What is the best way to load multiple remote RSS feeds?

advertisements

I'm working on a project where i need to load multiple (100+) remote RSS feeds, parse them and query for some keywords. Obviously this process is time consuming and i'm looking for the best way to implement this.

My current implementation loads the feeds synchronously, because the asynchronous implementation with TPL failed because there are to many tasks created during the process and finally it throws an exception.

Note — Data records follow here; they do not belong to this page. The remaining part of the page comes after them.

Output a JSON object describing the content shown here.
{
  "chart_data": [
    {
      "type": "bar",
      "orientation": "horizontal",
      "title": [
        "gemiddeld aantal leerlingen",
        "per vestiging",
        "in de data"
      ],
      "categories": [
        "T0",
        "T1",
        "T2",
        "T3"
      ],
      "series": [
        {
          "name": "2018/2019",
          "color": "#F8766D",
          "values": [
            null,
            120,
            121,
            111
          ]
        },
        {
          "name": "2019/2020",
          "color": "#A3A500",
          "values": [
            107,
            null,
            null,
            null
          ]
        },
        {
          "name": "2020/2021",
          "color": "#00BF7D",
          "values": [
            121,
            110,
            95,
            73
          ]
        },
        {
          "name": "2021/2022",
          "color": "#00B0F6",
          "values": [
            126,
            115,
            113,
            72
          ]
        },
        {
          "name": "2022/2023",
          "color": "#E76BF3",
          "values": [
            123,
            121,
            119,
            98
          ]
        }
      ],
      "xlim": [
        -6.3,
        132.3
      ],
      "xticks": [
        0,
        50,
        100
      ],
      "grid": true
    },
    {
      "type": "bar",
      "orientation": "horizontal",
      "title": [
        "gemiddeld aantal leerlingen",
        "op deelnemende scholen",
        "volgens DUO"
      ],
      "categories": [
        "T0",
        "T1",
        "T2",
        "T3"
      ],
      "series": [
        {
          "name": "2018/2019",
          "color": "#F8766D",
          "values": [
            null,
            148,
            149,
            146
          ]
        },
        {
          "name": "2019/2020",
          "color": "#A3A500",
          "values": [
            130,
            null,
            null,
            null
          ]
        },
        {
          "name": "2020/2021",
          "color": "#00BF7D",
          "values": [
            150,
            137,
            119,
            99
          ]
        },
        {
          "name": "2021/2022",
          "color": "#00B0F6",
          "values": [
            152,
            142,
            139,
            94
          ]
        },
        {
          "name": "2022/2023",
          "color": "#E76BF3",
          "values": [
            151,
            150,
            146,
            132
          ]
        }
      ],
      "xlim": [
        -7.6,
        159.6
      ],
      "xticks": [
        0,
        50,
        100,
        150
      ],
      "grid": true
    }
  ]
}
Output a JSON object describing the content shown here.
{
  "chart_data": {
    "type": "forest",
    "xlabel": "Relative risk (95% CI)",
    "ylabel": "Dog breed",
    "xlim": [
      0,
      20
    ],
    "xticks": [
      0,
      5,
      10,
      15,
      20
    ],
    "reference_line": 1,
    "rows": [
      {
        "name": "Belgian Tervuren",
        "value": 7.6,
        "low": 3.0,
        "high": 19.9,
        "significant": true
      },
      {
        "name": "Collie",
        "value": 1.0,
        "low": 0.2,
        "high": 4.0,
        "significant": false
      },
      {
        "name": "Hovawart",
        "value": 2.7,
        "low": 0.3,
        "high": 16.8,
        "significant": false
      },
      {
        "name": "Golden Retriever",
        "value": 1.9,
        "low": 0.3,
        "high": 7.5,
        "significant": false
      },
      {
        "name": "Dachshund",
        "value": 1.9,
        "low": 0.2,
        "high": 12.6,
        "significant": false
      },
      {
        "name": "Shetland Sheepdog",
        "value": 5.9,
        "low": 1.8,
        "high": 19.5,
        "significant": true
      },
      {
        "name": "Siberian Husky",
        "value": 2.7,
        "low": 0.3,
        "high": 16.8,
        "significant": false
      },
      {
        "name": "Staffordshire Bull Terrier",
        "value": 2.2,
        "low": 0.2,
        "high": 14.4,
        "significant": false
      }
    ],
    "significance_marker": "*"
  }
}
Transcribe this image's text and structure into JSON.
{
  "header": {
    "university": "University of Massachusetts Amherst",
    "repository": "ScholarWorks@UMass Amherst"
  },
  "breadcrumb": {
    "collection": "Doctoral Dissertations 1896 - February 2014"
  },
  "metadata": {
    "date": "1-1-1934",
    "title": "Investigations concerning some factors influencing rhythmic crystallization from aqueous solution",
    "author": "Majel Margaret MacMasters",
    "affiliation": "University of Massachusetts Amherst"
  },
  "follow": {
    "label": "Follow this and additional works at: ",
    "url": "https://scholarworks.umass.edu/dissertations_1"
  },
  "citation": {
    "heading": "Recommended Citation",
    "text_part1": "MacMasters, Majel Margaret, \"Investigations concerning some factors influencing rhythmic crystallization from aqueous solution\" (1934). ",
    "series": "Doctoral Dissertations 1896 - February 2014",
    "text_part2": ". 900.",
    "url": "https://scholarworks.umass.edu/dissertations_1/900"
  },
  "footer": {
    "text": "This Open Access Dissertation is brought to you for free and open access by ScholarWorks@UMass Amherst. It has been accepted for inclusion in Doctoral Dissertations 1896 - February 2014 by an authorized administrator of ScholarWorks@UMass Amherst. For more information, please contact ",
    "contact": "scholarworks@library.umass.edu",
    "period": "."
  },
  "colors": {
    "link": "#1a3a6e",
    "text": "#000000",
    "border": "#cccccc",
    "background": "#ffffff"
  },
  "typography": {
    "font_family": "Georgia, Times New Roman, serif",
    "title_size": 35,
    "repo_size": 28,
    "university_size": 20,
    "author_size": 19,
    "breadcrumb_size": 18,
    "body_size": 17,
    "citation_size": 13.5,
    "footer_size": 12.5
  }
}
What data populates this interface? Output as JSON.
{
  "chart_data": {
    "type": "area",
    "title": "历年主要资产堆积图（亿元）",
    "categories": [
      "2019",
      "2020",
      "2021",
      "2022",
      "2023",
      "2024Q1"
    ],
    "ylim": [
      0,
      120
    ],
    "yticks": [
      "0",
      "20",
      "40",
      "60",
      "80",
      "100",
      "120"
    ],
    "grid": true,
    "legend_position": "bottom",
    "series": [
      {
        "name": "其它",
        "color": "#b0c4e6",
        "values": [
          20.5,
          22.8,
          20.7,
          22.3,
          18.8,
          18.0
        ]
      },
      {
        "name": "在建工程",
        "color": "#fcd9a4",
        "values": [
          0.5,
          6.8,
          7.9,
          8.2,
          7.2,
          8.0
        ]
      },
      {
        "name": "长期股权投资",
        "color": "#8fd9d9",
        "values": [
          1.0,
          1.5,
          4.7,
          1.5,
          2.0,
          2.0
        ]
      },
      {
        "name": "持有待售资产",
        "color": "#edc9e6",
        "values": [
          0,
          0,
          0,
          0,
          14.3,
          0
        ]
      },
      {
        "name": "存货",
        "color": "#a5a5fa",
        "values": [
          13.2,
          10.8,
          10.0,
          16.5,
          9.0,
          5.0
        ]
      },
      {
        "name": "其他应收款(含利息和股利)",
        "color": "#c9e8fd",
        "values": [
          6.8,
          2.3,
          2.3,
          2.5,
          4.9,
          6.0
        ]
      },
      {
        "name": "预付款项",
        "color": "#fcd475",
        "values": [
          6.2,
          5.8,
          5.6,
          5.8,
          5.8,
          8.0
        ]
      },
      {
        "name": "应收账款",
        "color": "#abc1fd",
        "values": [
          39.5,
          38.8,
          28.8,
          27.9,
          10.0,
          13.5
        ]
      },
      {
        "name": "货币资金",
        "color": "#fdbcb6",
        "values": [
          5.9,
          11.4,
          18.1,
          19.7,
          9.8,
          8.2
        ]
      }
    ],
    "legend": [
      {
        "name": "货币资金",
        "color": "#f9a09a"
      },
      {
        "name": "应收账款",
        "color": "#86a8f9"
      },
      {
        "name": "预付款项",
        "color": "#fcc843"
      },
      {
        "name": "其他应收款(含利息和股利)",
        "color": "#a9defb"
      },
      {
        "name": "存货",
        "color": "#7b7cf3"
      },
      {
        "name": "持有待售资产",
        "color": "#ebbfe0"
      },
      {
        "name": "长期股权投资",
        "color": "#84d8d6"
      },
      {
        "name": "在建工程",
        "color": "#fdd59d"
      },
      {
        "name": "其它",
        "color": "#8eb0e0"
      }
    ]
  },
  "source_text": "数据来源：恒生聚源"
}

The async part for loading the remote feed looks like this:

/// <summary>
/// Loads the specified URL.
/// </summary>
/// <param name="url">The URL.</param>
/// <returns></returns>
/// <exception cref="ScanException">Unable to download rss feed from the specified url. Check the inner exception for more details.</exception>
protected async Task<XDocument> Load(string url)
{
    XDocument document = null;

    try
    {
        using (var client = new HttpClient())
        {
            HttpResponseMessage response = await client.GetAsync(url);

            if (response.IsSuccessStatusCode)
            {
                string content = await response.Content.ReadAsStringAsync();
                document = XDocument.Parse(content);
            }
        }
    }
    catch (Exception ex)
    {
        throw new ScanException(url, "Unable to download rss feed from the specified url. Check the inner exception for more details.", ex);
    }

    return document;
}

I hope you guys can point me in the right direction, so i can get this to work right (performance wise).

The final question is: What is the best way to load multiple remote RSS feeds?

Test code

/// <summary>
        /// Reads the feeds by batch async.
        /// </summary>
        /// <param name="feeds">The feeds.</param>
        public void ReadFeedsByBatchAsync(string[] feeds, TorrentStorage storage, int batchSize = 8)
        {
            var tasks = new List<Task>(batchSize);
            var feedsLeft = feeds.Length;

            foreach (string feed in feeds)
            {
                var readFeedTask = this.client.GetStringAsync(feed);

                if (readFeedTask.Status == TaskStatus.RanToCompletion)
                {
                    XDocument document = XDocument.Parse(readFeedTask.Result);
                    var torrents = ProcessXmlDocument(document);

                    storage.Store(torrents);
                }

                tasks.Add(readFeedTask);
                --feedsLeft;

                if (tasks.Count == tasks.Capacity || feedsLeft == 0)
                {
                    var batchTasks = tasks.ToArray();
                    tasks.Clear();

                    try
                    {
                        Task.WaitAll(batchTasks);
                    }
                    catch (Exception)
                    {
                        throw;
                    }
                }
            }

        }


I have solved a similar issue in my fork of GitExtensions. I am dispatching batches of 8 REST API calls by creating the tasks, and doing a Task.WaitAll for each batch of 8. It is a bit simplistic, but it does the job without complicating the code too much:

https://github.com/PombeirP/gitextensions/blob/BuildServerIntegration/Plugins/BuildServerIntegration/TeamCityIntegration/TeamCityAdapter.cs#L178.

One thing I would suggest is reusing the HttpClient class. It looks like a bit of overkill to always create a new instance for each request.